Biricisi yeni yeni şekillenmekte olan İsrail’in, bir ulus-devlet olarak bir tür toplumsal çimento vazifesi görecek, birbirinden kopuk unsurlardan oluşan toplumu yekpare bir ulus haline getirecek kurucu bir mite ya da mitlere ihtiyacı vardı. İkincisi Avrupa’nın anti-semitik bir tavırla oluşturduğu “korkak yahudi” imajına karşı “kahraman yahudi” imajının yerleştirilmesi amaçlanıyordu. Üçüncüsü bu yolla yeni bir bilinç ve kimlik inşaa edilmesi hedefleniyordu. Dördüncüsü de Filistin toprakları ve İsrail ile yahudi toplumu arasında sarsılmaz ve sorgulanamaz bağlar oluşturulması isteniyordu. Bu projenin ne kadar başarıya ulaştığı elbette tartışılabilir, bunu zaman gösterecek. Ancak bu kapsamda yapılanların İsrail’i, mantığı devreden çıkaran, duygusal ve parayonak bir toplum haline getirmiş olduğu görülüyor. Kurulduğu günden beri acımasızca, orantısız çap ve sertlikte askerî tepkileri ve histerik tavırları ile özdeşleşmiş ve zihinlerde her daim vurdumduymazlığı ve aymazlığı sorgulanan İsrail’in bu acele ve sert tavırlarını bir nebze de olsa deşifre edici bir nitelik taşıyor Masada. Şüphesiz İsrail’in tavrını tamamen bu efsaneye bağlamak makul ve mümkün değil; ancak görüldüğü gibi mevcut bazı özelliklerin tesadüften öte bir benzerlik arzetmesi, durumu incelemeye değer kılıyor. Bölge şartları, reelpolitik dengeler, Amerikan desteği, İran düşmanlığı gibi aktif siyasete ilişkin unsurlar bir kenara bırakıldığında İsrail militarizminin kökenini ve İsrail halkının psikolojisini anlamakta büyük ölçüde zihin açıcı bir efsane gibi görünüyor Masada. Dünya siyasetinin ağır toplarından gördüğü destek ve sahip olduğu teknik ve askerî güç bir kenara, bu psikoloji anlaşıldığında İsrail saldırganlığının üzerindeki mistik perde de açılmış olacak.
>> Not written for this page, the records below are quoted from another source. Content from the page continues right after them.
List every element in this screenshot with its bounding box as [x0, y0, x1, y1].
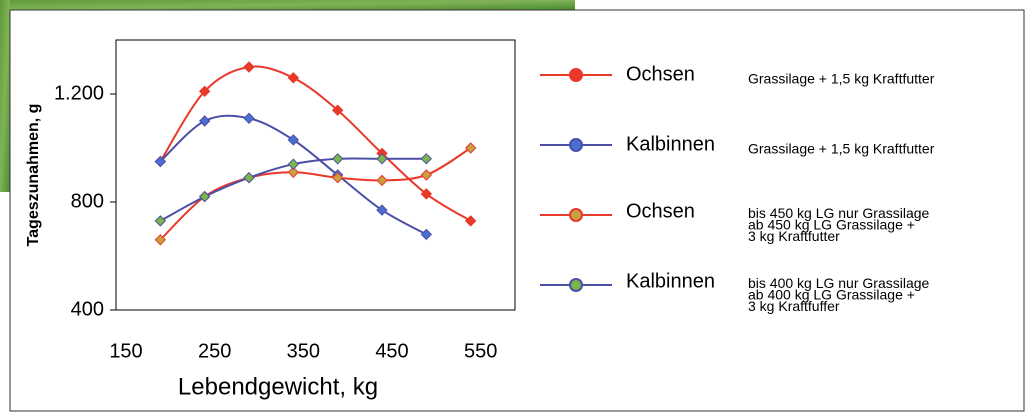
- legend-name: Kalbinnen: [626, 270, 715, 292]
- chart: Lebendgewicht, kg Tageszunahmen, g 400 80…: [0, 0, 1025, 412]
- legend-note: Grassilage + 1,5 kg Kraftfutter: [748, 71, 935, 87]
- x-tick-label: 450: [375, 340, 408, 362]
- legend-marker: [570, 69, 582, 81]
- x-tick-label: 250: [198, 340, 231, 362]
- x-tick-label: 550: [464, 340, 497, 362]
- legend-marker: [570, 279, 582, 291]
- x-tick-label: 150: [109, 340, 142, 362]
- y-tick-label: 400: [71, 298, 104, 320]
- y-axis-title: Tageszunahmen, g: [25, 104, 42, 247]
- legend-name: Ochsen: [626, 200, 695, 222]
- y-tick-label: 1.200: [54, 82, 104, 104]
- legend-note: 3 kg Kraftfutter: [748, 228, 840, 244]
- legend-name: Kalbinnen: [626, 133, 715, 155]
- legend-note: 3 kg Kraftfuffer: [748, 298, 840, 314]
- legend-marker: [570, 139, 582, 151]
- legend-note: Grassilage + 1,5 kg Kraftfutter: [748, 141, 935, 157]
- grass-left: [0, 0, 10, 192]
- legend-name: Ochsen: [626, 63, 695, 85]
- x-tick-label: 350: [287, 340, 320, 362]
- x-axis-title: Lebendgewicht, kg: [178, 373, 378, 400]
- legend-marker: [570, 209, 582, 221]
- grass-top: [0, 0, 575, 10]
- y-tick-label: 800: [71, 190, 104, 212]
Kaynaklar: Ayşegül Altınay: “The Myth of the Military-Nation”; Altınay: “Militarism, Gender and Education in Turkey”, Altınay: “Ordu, Militarizm ve Milliyetçilik”; Altınay: “Militarizm” ; John A. Hall: “Milletleri Türdeşleştirmenin Yolları”; Nachman Ben-Yehuda: “The Masada Myth”; Ben-Yehuda: “Collective Memory and Mythmaking in Israel”; Ozan Erözden: “Ulus-Devlet”; http://www.worldjewishcongress.org ;http://www.jewishvirtuallibrary.org
Aydınlatıcı ve bilgi yüklü bir çalışma olmuş. Emeği geçenlere teşekkürler.